On Mon, 9 Jan 2023 at 00:20, Tom Lane <tgl(at)sss(dot)pgh(dot)pa(dot)us> wrote:
>
> This version seems committable to me, barring objections.
>

Whilst I have no objection to adding random_normal(), ISTM that we're
at risk of adding an arbitrary set of random functions without a clear
idea of where we'll end up, and how they'll affect one another (shared
state or not).

For example, random_normal() uses a PRNG and it shares the same state
as random()/setseed(). That's fine, and presumably if we add other
continuous distributions like exponential, they'll follow suit.

But what if we add something like random_int() to return a random
integer in a range (something that has been suggested before, and I
think would be very useful), or other discrete random functions? Would
they use a PRNG and share the same state? If so, having that state in
float.c wouldn't make sense anymore. If not, will they have their own
seed-setting functions, and how many seed-setting functions will we
end up with?

Over on [1] we're currently heading towards adding array_shuffle() and
array_sample() using a PRNG with a separate state shared just by those
2 functions, with no way to seed it, and not marking them as PARALLEL
RESTRICTED, so they can't be made deterministic.

ISTM that random functions should fall into 1 of 2 clearly defined
categories -- strong random functions and pseudorandom functions. IMO
all pseudorandom functions should be PARALLEL RESTRICTED and have a
way to set their seed, so that they can be made deterministic --
something that's very useful for users writing tests.

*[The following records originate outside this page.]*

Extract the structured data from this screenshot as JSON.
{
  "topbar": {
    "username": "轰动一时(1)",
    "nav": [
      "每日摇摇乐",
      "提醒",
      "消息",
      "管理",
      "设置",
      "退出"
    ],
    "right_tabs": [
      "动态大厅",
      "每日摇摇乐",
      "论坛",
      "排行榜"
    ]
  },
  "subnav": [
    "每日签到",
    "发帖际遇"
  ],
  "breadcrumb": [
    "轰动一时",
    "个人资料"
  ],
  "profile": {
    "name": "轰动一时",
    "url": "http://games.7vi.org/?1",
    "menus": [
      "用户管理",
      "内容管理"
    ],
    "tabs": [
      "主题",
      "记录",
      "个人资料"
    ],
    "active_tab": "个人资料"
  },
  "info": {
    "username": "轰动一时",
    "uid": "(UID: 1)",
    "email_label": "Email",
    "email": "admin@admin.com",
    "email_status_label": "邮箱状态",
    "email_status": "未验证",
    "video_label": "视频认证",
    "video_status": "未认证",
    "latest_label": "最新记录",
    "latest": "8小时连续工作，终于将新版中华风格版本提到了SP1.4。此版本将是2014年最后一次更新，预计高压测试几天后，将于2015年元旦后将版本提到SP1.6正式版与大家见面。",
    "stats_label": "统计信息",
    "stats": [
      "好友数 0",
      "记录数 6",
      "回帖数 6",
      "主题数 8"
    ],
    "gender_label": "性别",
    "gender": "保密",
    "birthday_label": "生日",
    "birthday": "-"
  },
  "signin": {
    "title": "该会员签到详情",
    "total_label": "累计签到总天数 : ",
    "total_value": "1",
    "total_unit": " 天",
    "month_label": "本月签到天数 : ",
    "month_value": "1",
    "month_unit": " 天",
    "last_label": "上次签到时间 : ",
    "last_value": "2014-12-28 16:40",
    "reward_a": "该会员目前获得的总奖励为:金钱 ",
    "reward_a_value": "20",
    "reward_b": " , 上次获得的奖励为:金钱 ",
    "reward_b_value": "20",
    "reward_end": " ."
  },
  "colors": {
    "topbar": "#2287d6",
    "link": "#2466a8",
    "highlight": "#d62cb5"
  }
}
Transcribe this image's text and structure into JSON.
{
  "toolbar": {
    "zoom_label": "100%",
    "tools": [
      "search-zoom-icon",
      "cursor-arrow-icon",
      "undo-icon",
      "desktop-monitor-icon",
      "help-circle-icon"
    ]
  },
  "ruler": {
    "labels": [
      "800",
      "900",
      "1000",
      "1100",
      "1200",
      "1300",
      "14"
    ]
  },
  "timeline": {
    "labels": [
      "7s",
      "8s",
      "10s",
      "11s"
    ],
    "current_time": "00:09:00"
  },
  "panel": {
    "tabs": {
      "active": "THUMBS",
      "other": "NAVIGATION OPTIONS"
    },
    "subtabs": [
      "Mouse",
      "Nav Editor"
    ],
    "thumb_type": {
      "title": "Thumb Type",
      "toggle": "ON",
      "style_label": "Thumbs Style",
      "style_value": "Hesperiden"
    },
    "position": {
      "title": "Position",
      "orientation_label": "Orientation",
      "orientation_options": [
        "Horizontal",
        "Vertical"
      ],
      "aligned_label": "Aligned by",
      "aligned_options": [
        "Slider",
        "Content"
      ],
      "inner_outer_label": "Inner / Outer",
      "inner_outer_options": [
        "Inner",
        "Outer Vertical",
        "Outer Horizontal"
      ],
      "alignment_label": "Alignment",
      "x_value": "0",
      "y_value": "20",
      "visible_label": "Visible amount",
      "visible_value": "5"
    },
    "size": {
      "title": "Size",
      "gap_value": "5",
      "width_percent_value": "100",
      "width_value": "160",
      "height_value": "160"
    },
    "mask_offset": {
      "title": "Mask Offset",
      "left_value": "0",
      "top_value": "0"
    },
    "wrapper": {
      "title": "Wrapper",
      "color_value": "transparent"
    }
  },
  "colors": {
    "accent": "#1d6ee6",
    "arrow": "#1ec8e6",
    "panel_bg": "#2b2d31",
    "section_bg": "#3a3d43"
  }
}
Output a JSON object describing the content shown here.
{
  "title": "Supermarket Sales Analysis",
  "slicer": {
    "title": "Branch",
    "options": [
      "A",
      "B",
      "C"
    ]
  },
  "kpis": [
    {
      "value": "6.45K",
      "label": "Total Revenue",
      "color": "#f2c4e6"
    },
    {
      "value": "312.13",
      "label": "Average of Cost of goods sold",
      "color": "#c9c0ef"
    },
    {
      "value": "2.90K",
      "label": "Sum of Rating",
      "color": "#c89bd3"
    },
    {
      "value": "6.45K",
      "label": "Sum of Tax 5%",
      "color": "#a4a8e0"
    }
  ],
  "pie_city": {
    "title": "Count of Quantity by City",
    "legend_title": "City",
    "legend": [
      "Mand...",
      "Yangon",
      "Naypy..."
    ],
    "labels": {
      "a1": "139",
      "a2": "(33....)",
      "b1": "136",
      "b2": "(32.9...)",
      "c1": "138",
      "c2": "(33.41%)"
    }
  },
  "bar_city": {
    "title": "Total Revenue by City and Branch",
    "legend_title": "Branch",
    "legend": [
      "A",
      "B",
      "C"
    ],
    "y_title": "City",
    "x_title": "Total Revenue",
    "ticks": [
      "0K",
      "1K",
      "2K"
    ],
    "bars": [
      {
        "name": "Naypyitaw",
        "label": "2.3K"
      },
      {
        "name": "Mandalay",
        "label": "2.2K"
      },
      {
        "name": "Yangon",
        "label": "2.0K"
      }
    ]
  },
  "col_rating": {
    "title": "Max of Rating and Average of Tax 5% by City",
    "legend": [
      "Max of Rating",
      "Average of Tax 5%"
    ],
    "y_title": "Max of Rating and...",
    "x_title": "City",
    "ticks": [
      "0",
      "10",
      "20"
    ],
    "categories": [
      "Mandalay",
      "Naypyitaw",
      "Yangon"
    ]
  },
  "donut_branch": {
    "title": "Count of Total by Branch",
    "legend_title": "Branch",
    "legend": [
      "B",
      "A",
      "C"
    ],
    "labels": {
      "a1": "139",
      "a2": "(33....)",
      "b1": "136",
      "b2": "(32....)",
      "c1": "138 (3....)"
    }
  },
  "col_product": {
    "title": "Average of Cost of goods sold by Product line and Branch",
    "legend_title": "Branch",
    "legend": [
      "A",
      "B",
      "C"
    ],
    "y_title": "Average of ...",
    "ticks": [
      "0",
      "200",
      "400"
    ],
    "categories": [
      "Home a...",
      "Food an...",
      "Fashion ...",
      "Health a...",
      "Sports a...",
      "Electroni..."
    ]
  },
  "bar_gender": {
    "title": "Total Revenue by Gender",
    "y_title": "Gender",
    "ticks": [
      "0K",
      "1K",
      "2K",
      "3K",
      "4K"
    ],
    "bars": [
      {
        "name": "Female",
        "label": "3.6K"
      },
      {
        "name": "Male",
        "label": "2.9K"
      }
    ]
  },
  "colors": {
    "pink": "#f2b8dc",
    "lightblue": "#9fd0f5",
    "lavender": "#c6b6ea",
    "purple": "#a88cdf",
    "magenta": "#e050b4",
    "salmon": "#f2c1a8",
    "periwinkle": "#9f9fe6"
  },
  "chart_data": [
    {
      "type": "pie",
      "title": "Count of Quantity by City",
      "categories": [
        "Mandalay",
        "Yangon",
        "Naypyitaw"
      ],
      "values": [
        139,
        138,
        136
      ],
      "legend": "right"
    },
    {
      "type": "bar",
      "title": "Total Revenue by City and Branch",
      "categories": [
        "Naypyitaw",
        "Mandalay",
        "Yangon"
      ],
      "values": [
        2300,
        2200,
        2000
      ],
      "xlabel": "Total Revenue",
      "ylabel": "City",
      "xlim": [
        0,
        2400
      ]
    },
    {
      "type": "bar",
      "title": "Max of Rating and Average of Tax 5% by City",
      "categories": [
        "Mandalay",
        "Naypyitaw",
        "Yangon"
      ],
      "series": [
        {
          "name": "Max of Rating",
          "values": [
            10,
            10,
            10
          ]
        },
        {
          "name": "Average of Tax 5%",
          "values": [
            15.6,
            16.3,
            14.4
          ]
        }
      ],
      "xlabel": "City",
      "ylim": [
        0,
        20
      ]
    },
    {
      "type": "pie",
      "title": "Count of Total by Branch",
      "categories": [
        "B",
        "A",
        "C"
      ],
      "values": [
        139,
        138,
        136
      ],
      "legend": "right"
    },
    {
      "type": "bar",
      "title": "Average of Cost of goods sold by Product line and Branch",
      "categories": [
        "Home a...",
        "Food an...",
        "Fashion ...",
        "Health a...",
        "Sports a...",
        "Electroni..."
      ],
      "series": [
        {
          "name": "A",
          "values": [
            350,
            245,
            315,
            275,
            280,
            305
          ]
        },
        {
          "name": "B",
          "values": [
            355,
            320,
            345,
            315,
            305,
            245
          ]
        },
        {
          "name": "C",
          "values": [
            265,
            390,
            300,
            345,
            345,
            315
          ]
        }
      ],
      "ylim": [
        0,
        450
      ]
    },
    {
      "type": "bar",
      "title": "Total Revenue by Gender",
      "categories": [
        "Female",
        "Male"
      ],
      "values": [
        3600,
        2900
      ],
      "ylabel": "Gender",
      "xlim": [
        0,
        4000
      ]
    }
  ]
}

Now maybe having multiple seed-setting functions (one per datatype?)
is OK, but it seems unnecessary and cumbersome to me. Why would you
ever want to seed the random_int() sequence and the random() sequence
differently? No other library of random functions I know of behaves
that way.

So IMO all pseudorandom functions should share the same PRNG state and
seed-setting functions. That would mean they should all be in the same
(new) C file, so that the PRNG state can be kept private to that file.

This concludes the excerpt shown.